If you keep up with fitness articles and trends, you may have heard of the anabolic window. This is the idea that you should consume protein within 30 and 60 minutes after your workout. Many believe this period is the best time to consume protein and that staying in this window will optimize muscle gains. In reality, the anabolic window is a myth that can be busted by taking a look at science and research. Let’s go over the details of this theory and why it simply isn’t true.

Where Did This Idea Come From?

For many decades, bodybuilders and weight lifters have been consuming high amounts of protein after training. This is because many believe that since weight training is damaging to the muscles, you must give them fuel to repair them as soon as possible. They also believe consuming protein after a workout turns on the anabolic switch in your body, healing the microtears you just caused by lifting weights.
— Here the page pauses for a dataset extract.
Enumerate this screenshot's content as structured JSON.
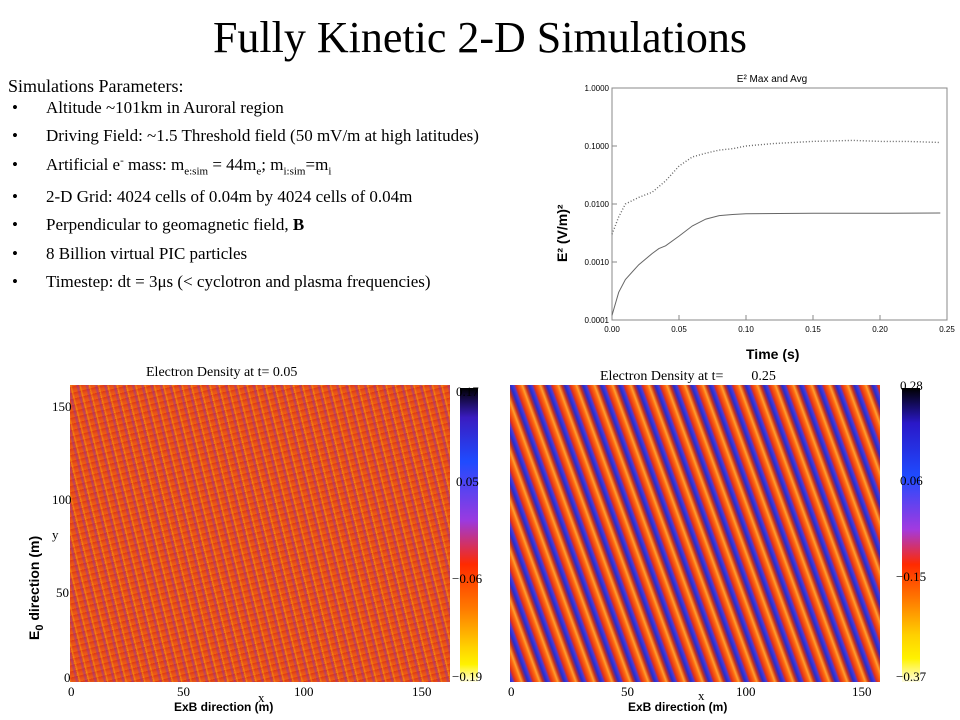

Some bodybuilders even claim not consuming protein after a weight lifting session can make the session completely useless.

Where Did it Go Wrong?

This idea became popular after a few fitness articles came out that put a heavy emphasis on a timed consumption of protein after a workout. These articles seemed to get this idea from different studies which seemed to show small to moderate effects from consuming protein after weight lifting. As always, it is important to look at the conditions of the participants of each study before drawing any conclusions.

A study by Brad Schoenfeld, Alan Aragon, and James Krieger analyzed 20 of these studies that met strict inclusion criteria. After crunching all the data, it turns out the hypertrophic differences noted in the timing studies could be explained by daily total intake. The participants who showed better results from consuming more protein afterwards were consuming much more protein throughout the day than the other participants. This completely refutes the idea the belief that you must consume protein 30 to 60 minutes after your workout.
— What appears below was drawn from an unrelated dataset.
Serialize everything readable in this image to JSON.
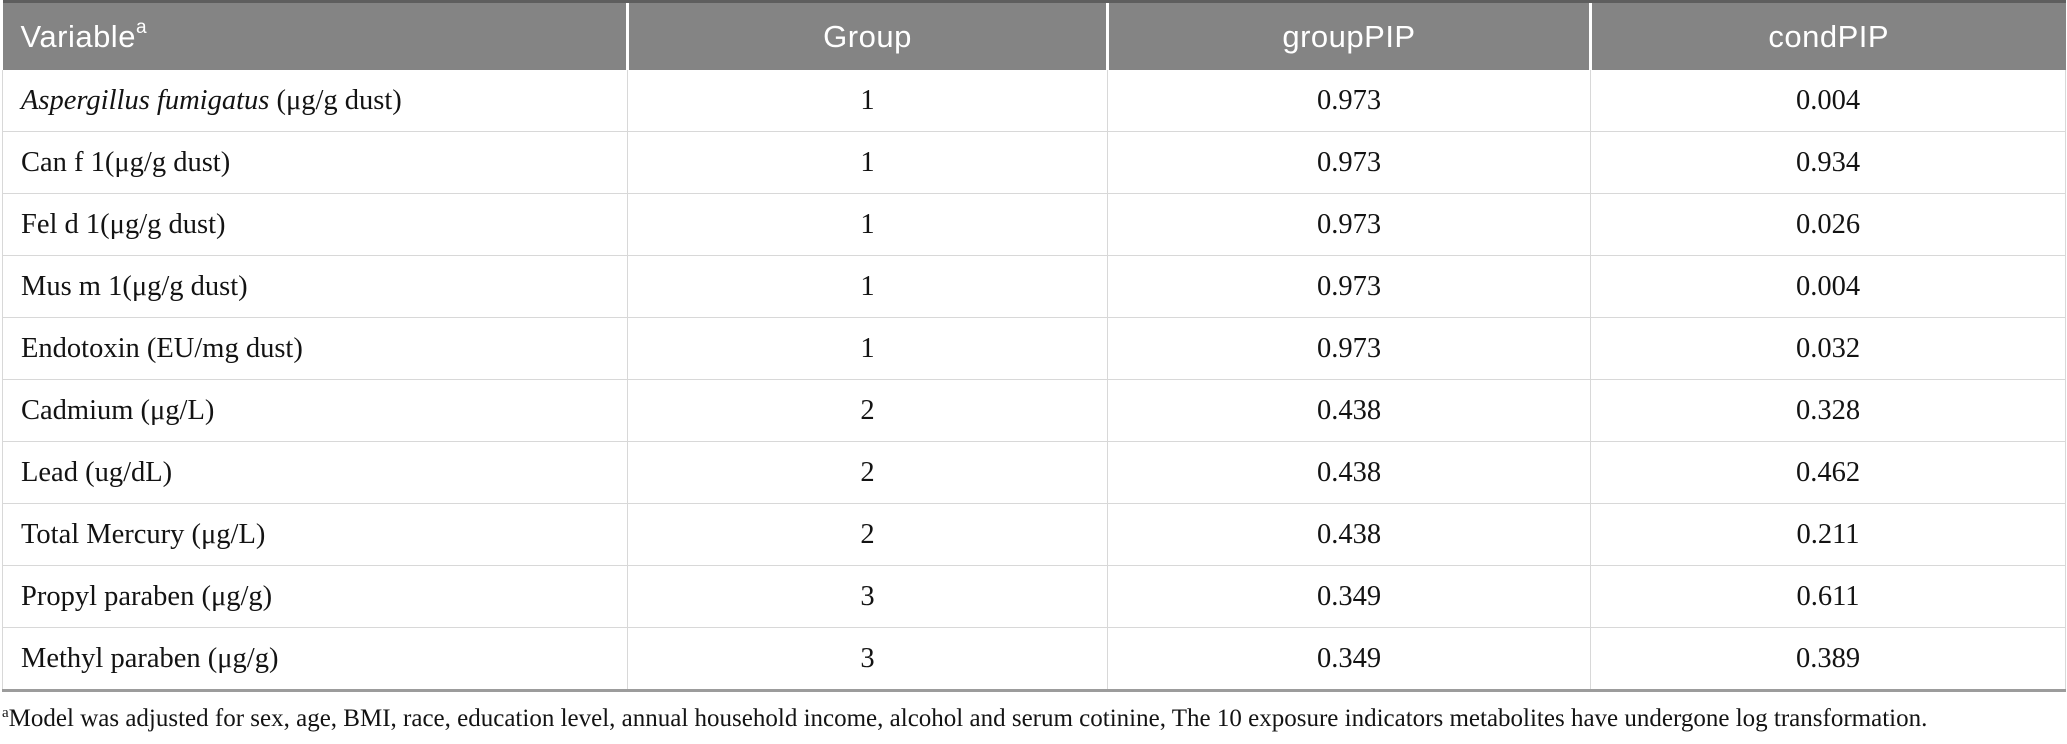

Is the Post-Workout Anabolic Window a Myth Altogether?

We have known since as early as 1997 that weight training alone results in a long lasting elevation of muscle protein synthesis for at least 48 hours after training. We can also see that the initial spike in sensitivity to amino acids is generally after two and a half to three hours after training. Both of these numbers are much longer than the 30 to 60 minute window that many people follow.

It is also noted in a 2017 paper that the interval for protein intake may be as wide as several hours, depending on when the pre-workout meal was consumed. If amino acids are still in the system from the pre-workout meal, the specific timing of the post-workout meal is much less important. Schoenfeld and others have proposed that there is a four to six hour window around the training session, which is before and after the workout. If you eat a meal an hour before your workout, you will have more time for when you need to consume protein afterwards. If you do your workout fasted, you will have less time until you need to consume protein.
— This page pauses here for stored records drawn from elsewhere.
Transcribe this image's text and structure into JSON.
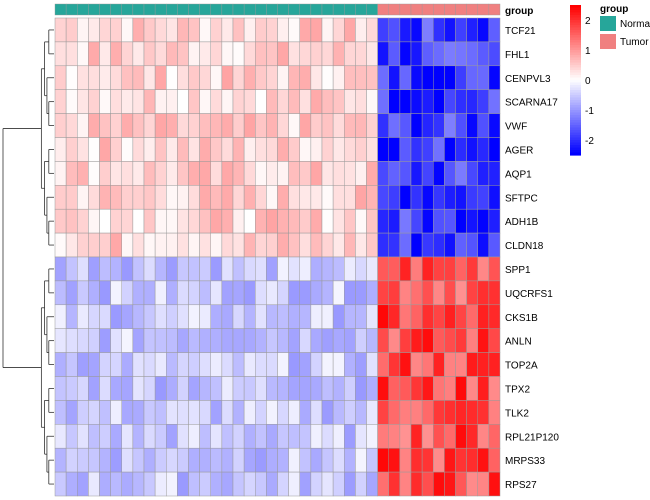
{
  "chart_data": {
    "type": "heatmap",
    "annotation_label": "group",
    "rows": [
      "TCF21",
      "FHL1",
      "CENPVL3",
      "SCARNA17",
      "VWF",
      "AGER",
      "AQP1",
      "SFTPC",
      "ADH1B",
      "CLDN18",
      "SPP1",
      "UQCRFS1",
      "CKS1B",
      "ANLN",
      "TOP2A",
      "TPX2",
      "TLK2",
      "RPL21P120",
      "MRPS33",
      "RPS27"
    ],
    "groups": [
      {
        "name": "Normal",
        "count": 29,
        "color": "#26a69a"
      },
      {
        "name": "Tumor",
        "count": 11,
        "color": "#f08080"
      }
    ],
    "color_scale": {
      "min": -2.5,
      "max": 2.5,
      "low": "#0000ff",
      "mid": "#ffffff",
      "high": "#ff0000"
    },
    "legend_title": "group",
    "colorbar_ticks": [
      2,
      1,
      0,
      -1,
      -2
    ],
    "colorbar_tick_labels": [
      "2",
      "1",
      "0",
      "-1",
      "-2"
    ],
    "cluster_blocks": [
      {
        "rows": [
          0,
          9
        ],
        "normal_mean": 0.45,
        "tumor_mean": -1.95
      },
      {
        "rows": [
          10,
          19
        ],
        "normal_mean": -0.55,
        "tumor_mean": 1.75
      }
    ]
  }
}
For more clarity on this, a 2017 position stand from the International Society of Sports Nutrition recommends consuming protein immediately to two hours following training. However, they also suggest feeding as soon as possible after a workout, considering not eating doesn’t offer any benefits for hypertrophy.

What About Carbs?

There is an enormous amount of literature on the timing of carbohydrates after a workout to build muscles. In an assumption that we are trying to build muscle, it does not appear that the timing of carbohydrates matter that much. First, eating carbohydrates on their own to restore glycogen after a workout is futile because high-intensity resistance exercise with moderate volume has only been shown to reduce glycogen stores by 36 to 39 percent anyway. This can very easily be replenished after the workout assuming some amount of carbohydrate is being eaten within that 24 hours following training.

Eating carbs to spike insulin is also futile. This is because the amount of an insulin spike you need to see to suppress muscle protein breakdown can be accomplished through just eating protein alone or through a mixed meal. In conclusion, drinking a high glycemic shake in order to raise insulin is probably just empty carbs and will not do much for hypertrophy.

Anabolic Window and Protein

Many people view the anabolic window as exactly that–a window. People think after the window is closed after 30 minutes to two hours, they completely missed an opportunity for gains. We know it simply doesn’t work this way. We know that weight training primes the muscle to be more sensitive to amino acids for at least 24 to 48 hours after training. In the context of sufficient total daily protein intake, the specific timing of post-workout protein matters much less.

Rather than thinking of the anabolic window as an on and off switch where you can either flick it on after training, or else it stays completely off, think of it as a turn dial. This is because you can turn it up to varying degrees based on how you time your protein feedings, but if you miss that time, you can still get that dial turned most of the way up and make progress. If you have worried about wasting a workout because you missed your anabolic window, hopefully this blog post helped you understand that your workouts are not wasted as long as you consume protein daily.